I have a new resolve...I will capture my kids in the moment. Here is my first attempt at Amicalola Falls in Dahlonega, Georgia with friends Jesse and Stevie:
Saturday, August 05, 2006
Sunday Scribblings: Who Else Might I Have Been
If life is a road, there are constant forks in the road that one encounters, and a choice must be made which direction to travel.
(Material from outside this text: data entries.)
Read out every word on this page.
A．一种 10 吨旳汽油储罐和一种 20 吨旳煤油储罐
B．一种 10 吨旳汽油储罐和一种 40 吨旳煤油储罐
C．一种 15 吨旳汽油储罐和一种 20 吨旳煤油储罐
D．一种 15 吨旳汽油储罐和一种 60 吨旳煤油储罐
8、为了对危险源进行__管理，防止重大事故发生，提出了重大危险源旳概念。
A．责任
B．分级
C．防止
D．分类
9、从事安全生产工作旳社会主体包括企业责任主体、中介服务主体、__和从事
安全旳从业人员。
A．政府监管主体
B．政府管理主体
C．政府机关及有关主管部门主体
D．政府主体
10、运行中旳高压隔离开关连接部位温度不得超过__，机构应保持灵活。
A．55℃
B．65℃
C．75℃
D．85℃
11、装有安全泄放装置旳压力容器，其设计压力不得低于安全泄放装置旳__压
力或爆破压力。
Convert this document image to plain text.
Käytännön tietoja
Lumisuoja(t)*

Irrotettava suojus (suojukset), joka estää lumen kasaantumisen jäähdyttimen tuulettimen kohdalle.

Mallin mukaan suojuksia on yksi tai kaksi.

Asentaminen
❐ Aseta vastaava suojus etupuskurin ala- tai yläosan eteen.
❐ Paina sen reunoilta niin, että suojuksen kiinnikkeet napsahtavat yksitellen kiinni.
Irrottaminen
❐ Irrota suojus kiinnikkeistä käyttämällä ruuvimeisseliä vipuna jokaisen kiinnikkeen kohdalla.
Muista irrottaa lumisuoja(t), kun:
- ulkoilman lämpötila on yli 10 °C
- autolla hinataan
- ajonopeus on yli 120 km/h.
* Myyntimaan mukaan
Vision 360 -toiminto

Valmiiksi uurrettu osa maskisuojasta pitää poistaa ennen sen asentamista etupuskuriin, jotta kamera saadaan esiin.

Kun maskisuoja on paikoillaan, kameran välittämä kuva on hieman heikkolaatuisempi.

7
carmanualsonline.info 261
Some of these choices have little impact on where one will end up; some will change that life forever. Sometimes it is not even possible to understand how important that choice is at the time...it's only after the fact that it is realized how important that choice was, how turning left instead of right at that particular fork changed that person's life forever.
I am just not one to live with regrets or what ifs...I think I would go crazy and always second-guess myself. When I am faced with a decision, I sometimes think long and hard about it, and I am sometimes quick to decide, but I am pretty good about living with the decision. What is amazing to me is to look back on my life and see those crossroads, those forks in the road, where I made a decision or a decision was made for me that impacted my life and changed it forever.
Now I will ask what if...
What if my mom hadn't married my dad?
What if we wouldn't have left St. George?
What if I wouldn't have decided to go back to St. George for college?
What if Chelie had gone home that first day and not introduced me to Dave?
What if I would have gone to BYU instead of the U?
What if I had become a lawyer instead of a teacher?
What if I didn't have a miscarriage?
What if I would have given up and not tried for any more kids?
What if I would have stopped at one kid?
What if we wouldn't have moved to Georgia?
What if I weren't so curious and didn't read so much?
My life has it's ups and downs, but overall I am happy. I've made good decisions and bad decisions. They have all made me who I am, and I'm pretty happy with who I am and where I've been.